El presidente Rodrigo Paz decretó el estado de excepción en Bolivia tras más de seis semanas de protestas que se intensificaron en distintos puntos del país. Las manifestaciones incluyen bloqueos de rutas impulsados por sectores indígenas y cocaleros vinculados al expresidente Evo Morales.
Bolivia declaró estado de excepción tras más de seis semanas de protestas y bloqueos
El presidente Rodrigo Paz dispuso una medida extraordinaria ante la prolongación de las manifestaciones, que incluyen cortes de rutas y fuertes tensiones en distintas regiones del país. El escenario se agravó en las últimas semanas con reclamos sociales y enfrentamientos.


La decisión del Gobierno se produce luego de un intento de acuerdo con la Central Obrera Boliviana (COB), que buscaba encaminar una pacificación. Sin embargo, algunos grupos, como la Federación Túpac Katari y sectores cocaleros afines a Morales, resolvieron continuar con las medidas de fuerza.
Estado de excepción
“Tomamos la decisión de declarar el estado de excepción en todo el territorio nacional”, expresó el mandatario, rodeado por su gabinete.
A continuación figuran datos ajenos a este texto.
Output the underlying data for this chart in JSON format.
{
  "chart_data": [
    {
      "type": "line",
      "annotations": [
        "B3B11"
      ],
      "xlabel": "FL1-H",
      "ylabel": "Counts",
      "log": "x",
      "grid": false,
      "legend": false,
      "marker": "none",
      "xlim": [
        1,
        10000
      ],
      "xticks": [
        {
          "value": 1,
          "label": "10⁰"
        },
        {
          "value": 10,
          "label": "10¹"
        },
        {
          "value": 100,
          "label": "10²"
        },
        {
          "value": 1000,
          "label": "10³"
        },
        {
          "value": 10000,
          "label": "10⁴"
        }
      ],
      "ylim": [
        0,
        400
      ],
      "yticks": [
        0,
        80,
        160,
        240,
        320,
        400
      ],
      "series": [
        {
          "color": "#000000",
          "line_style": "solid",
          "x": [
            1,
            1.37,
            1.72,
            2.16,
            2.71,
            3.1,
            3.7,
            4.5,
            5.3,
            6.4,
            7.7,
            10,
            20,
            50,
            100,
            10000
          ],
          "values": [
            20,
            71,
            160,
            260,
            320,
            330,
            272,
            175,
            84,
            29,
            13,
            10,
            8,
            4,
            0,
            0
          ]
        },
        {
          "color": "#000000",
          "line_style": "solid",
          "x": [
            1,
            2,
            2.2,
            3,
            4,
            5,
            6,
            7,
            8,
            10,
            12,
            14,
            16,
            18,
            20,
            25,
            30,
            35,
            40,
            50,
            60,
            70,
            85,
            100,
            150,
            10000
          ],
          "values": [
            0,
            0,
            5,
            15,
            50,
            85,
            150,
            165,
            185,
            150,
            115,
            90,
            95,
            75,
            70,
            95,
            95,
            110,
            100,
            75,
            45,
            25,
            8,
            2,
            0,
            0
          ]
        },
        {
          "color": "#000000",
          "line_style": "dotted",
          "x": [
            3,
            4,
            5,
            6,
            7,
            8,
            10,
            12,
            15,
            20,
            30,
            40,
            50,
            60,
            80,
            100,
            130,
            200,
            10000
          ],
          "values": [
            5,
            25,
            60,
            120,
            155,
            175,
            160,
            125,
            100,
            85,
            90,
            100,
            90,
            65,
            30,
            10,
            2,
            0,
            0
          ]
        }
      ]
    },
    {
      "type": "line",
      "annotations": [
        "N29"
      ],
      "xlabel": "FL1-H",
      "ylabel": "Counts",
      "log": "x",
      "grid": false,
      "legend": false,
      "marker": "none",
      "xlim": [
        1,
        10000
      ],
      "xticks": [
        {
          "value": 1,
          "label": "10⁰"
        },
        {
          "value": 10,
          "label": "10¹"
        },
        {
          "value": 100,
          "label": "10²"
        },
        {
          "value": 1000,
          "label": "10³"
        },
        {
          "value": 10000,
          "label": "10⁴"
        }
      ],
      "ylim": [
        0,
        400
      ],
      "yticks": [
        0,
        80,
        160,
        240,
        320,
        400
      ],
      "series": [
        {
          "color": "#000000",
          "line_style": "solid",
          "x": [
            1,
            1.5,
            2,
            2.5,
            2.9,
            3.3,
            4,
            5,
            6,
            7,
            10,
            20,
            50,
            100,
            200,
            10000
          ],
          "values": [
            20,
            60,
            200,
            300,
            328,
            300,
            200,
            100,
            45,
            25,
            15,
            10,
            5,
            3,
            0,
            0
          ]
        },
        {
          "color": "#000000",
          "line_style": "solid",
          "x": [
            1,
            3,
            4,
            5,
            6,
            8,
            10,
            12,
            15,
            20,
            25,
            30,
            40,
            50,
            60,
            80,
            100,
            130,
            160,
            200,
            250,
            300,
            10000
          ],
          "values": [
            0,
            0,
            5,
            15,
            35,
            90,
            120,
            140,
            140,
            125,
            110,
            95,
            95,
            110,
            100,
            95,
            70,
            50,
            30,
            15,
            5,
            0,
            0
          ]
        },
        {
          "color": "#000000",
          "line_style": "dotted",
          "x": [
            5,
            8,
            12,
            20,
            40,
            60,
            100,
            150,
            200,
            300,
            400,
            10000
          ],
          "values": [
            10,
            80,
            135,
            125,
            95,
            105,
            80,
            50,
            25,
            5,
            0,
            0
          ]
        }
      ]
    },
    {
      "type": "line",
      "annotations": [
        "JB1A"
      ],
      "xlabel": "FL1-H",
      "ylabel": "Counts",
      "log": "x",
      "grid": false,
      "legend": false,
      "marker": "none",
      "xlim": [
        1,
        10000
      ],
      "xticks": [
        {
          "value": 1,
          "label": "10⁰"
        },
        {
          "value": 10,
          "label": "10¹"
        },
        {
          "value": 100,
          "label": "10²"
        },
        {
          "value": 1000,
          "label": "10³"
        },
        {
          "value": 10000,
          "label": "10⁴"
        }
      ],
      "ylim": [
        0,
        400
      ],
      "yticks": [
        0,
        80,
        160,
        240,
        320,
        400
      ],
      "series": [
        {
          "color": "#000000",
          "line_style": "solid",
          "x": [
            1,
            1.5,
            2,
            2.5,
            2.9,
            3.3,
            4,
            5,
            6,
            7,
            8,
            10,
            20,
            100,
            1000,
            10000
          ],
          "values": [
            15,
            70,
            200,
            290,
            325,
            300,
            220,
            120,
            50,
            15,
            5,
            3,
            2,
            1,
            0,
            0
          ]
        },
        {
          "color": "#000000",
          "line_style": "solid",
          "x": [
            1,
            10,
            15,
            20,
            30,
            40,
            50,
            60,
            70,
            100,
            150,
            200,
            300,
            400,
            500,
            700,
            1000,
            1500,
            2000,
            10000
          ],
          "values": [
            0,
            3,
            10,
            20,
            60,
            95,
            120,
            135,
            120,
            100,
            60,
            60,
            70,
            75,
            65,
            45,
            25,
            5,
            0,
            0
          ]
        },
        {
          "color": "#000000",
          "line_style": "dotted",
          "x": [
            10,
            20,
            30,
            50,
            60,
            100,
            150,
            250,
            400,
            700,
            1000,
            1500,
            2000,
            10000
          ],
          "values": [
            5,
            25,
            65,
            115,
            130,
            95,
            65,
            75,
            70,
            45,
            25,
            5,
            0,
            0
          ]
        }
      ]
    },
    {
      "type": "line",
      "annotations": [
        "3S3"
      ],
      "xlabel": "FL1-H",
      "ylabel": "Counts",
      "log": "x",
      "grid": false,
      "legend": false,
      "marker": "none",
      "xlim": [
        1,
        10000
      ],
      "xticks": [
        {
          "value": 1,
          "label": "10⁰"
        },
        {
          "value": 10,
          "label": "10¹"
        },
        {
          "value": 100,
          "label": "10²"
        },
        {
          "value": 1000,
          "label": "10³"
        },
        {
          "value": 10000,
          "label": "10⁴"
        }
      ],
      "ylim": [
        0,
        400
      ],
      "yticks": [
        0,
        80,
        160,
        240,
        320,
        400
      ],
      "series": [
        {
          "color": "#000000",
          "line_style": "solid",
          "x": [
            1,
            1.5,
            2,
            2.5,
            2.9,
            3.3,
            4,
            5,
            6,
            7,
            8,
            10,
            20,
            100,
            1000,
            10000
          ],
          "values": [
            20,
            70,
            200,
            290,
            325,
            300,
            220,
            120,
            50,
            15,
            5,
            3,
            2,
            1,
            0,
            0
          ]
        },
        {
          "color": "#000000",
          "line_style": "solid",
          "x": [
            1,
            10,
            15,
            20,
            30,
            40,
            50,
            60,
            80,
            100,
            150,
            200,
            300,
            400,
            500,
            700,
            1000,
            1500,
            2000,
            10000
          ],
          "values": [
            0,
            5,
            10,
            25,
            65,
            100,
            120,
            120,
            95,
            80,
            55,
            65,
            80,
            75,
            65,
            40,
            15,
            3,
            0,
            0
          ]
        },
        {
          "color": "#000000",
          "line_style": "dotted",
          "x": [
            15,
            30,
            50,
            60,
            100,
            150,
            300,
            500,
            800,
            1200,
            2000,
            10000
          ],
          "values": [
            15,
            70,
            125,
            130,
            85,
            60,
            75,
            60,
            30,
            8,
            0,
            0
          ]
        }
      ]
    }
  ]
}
En ese marco, denunció la existencia de un “intento de golpe de Estado desde el narcoterrorismo”, en referencia a los hechos registrados en las protestas.

La medida se implementa en un contexto de creciente tensión política y social, con cortes de rutas extendidos en varias regiones del país.
Protestas y crisis social
Las movilizaciones comenzaron a principios de mayo con la participación de obreros, campesinos e indígenas que reclamaban soluciones a la crisis económica, considerada una de las más severas de las últimas décadas. También se sumaron reclamos por la calidad del combustible y la situación del abastecimiento.

Con el correr de las semanas, las protestas se ampliaron y derivaron en pedidos de renuncia al presidente, junto con bloqueos que afectaron la circulación en todo el territorio.
Tensiones políticas
El Gobierno de Rodrigo Paz sostiene que Evo Morales impulsa las protestas y lo acusa de financiamiento vinculado al narcotráfico. En paralelo, el exmandatario permanece en la región cocalera del Chapare, en el centro del país, donde enfrenta una orden de captura por un caso de trata de personas.
Las ciudades de La Paz y El Alto se vieron especialmente afectadas por la falta de alimentos, medicamentos y combustibles, en medio de enfrentamientos entre manifestantes y fuerzas de seguridad.